Projekte
Modulare Mikrosensorik
2001 startete der AMA Fachverband – auf Wunsch und gefördert durch das BMBF – eine Konzeptentwicklung zur Übertragung des unter Federführung des VDMA entstandenen Konzepts zur Modularen Mikrosystemtechnik, gemeinhin bekannt unter MATCH-X, auf Mikro-Messsysteme.
Dazu wurde zunächst eine Studie gestartet, ob und ggf. in welchem Umfang die Hersteller von Messsystemen bereits modulare Strukturen in ihren Produkten verwendeten. Zur großen Überraschung stellte sich heraus, dass ca. 80 % der modernen Messsysteme bereits modular aufgebaut sind, insbesondere durch Einsatz eines relativ breitbandigen ASICs. Allerdings handelte es sich um firmenspezifische Modularisierungen.

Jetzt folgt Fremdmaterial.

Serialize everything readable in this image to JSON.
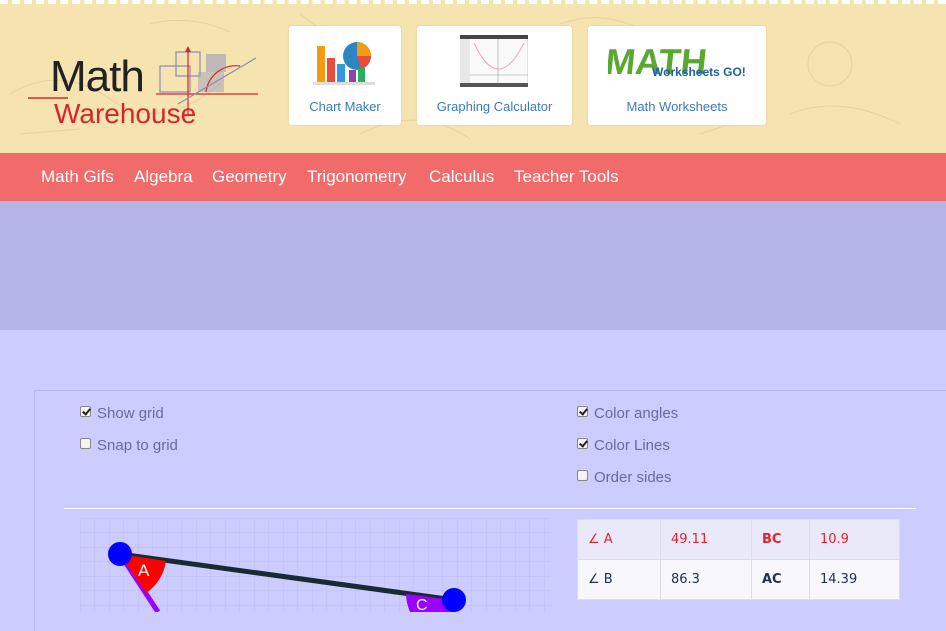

Im nächsten Schritt wurde ein typisches Messsystem in Funktionsblöcke zerlegt und geprüft, wo man sinnvoll herstellerunabhängige Schnittstellen definieren könnte. Das Ergebnis waren zwei Schnittstellen: die „PrimSens-Schnittstelle“, welche die sehr unterschiedlichen Signalpegel der Sensorelemente auf einem einheitlichen Niveau bündelt und die „Buskoppel-Schnittstelle“, welche die interne, digitale Übergabe eines Messsignals an eine Busanbindung definiert.
» weitere Infos zu den Schnittstellen
Im Juni 2004 konnten die Konzeptarbeiten in den unterschiedlichen Arbeitsgruppen abgeschlossen werden, das Konzept wurde vom AMA Fachverband „an die Branche“ zur freien Nutzung übergeben. Inzwischen gibt es erste Produkte am Markt, bei denen die Empfehlungen des AMA Fachverbandes umgesetzt sind.